Five Guantanamo Bay Prisoners Headed to Kazakhstan

A watch tower is seen in the currently closed Camp X-Ray which was the first detention facility to hold 'enemy combatants' at the U.S. Naval Station on June 27, 2013 in Guantanamo Bay, Cuba.

Photographer: Joe Raedle/Getty Images

Five prisoners from the U.S. detention facility at Guantanamo Bay, Cuba, are to be released to the Kazakhstan government, the Defense Department said.

Asim Thabit Abdullah Al-Khalaqi, Muhammad Ali Husayn Khanayna, Sabri Muhammad Ibrahim Al Qurashi, Adel Al-Hakeemy, and Abdullah Bin Ali Al-Lufti will be released as part of an effort by President Barack Obama to speed transfers and close the facility.

An interagency task force reviewed their cases to determine whether the prisoners met the standards for release and examined issues including security before unanimously approving the transfers, the department said in a statement.

“The United States coordinated with the government of Kazakhstan to ensure these transfers took place consistent with appropriate security and humane treatment measures,” the Defense Department said in a statement. Congress also was informed.

The detention center on U.S.-held territory still holds 127 prisoners, the department said.

With a little more than two years left in his presidency, Obama is still working to fulfill his campaign promise to close the prison, which President George W. Bush began using to hold suspected and accused terrorists after the Sept. 11, 2001, attacks. Finding countries willing to take in fighters who may still have terrorist sympathies has been a difficulty, as has opposition from U.S. lawmakers.

Previous Releases

The transfers, posted on a Pentagon website late yesterday, are the latest in a succession in recent weeks that included four prisoners to be repatriated to Afghanistan and six sent to Uruguay for resettlement.

Saying Guantanamo drew international criticism of U.S. detention policies and interrogation practices, Obama campaigned for president in 2008 promising to close the facility. On Jan. 22, 2009, Obama issued an executive order to shut the prison, which he later backed away from as congressional opposition mounted.

Congress reaffirmed a ban on closing the prison in the annual defense authorization measure for the current fiscal year.

‘Irreducible Number’

“We are going to continue to place those who have been cleared for release or transfer to host countries that are willing to take them,” Obama said in an interview with CNN that aired Dec. 21. “There’s going to be a certain irreducible number that are going to be really hard cases because, you know, we know they have done something wrong and they are still dangerous, but it’s difficult to mount the evidence” in a traditional civilian trial.

“So, we’re going to have to wrestle with that. But we need to close that facility,” Obama said. “And I’m going to do everything I can.”

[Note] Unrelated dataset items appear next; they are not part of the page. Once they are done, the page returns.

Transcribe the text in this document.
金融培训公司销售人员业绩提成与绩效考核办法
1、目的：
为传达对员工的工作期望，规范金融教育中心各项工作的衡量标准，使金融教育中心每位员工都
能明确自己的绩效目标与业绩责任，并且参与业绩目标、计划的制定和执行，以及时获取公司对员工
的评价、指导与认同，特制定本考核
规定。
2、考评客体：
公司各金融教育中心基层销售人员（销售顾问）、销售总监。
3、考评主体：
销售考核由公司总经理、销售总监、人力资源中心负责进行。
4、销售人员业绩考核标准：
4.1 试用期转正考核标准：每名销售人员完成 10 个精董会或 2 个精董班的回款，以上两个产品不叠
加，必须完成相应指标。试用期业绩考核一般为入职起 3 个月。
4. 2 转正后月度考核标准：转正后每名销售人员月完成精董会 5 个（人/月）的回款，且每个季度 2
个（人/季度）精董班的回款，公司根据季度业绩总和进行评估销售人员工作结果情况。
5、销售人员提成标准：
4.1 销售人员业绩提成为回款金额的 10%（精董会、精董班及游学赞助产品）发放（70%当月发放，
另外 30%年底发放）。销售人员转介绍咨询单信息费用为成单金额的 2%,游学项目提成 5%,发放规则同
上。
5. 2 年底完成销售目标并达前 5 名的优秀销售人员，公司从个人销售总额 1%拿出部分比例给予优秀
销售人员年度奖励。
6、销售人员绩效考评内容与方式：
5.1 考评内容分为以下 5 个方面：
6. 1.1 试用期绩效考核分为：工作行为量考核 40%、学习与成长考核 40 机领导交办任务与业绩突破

Among those awaiting a military trial at Guantanamo is Khalid Sheikh Mohammed, the alleged mastermind of the Sept. 11 attacks.

Democratic and Republican lawmakers have opposed prosecuting alleged terrorists in U.S. courts, saying civilian courts provide too many protections and they should instead be treated as enemy combatants. They also have warned that previously released detainees have rejoined terrorist groups and taken part in attacks on Americans.

The detention center is part of a naval base in Cuba that the U.S. has held since 1903. While the Castro regime in Cuba has long demanded that it be turned over, the Pentagon indicated that this month’s move by Obama to normalize relations with the island nation won’t affect the base in the near term.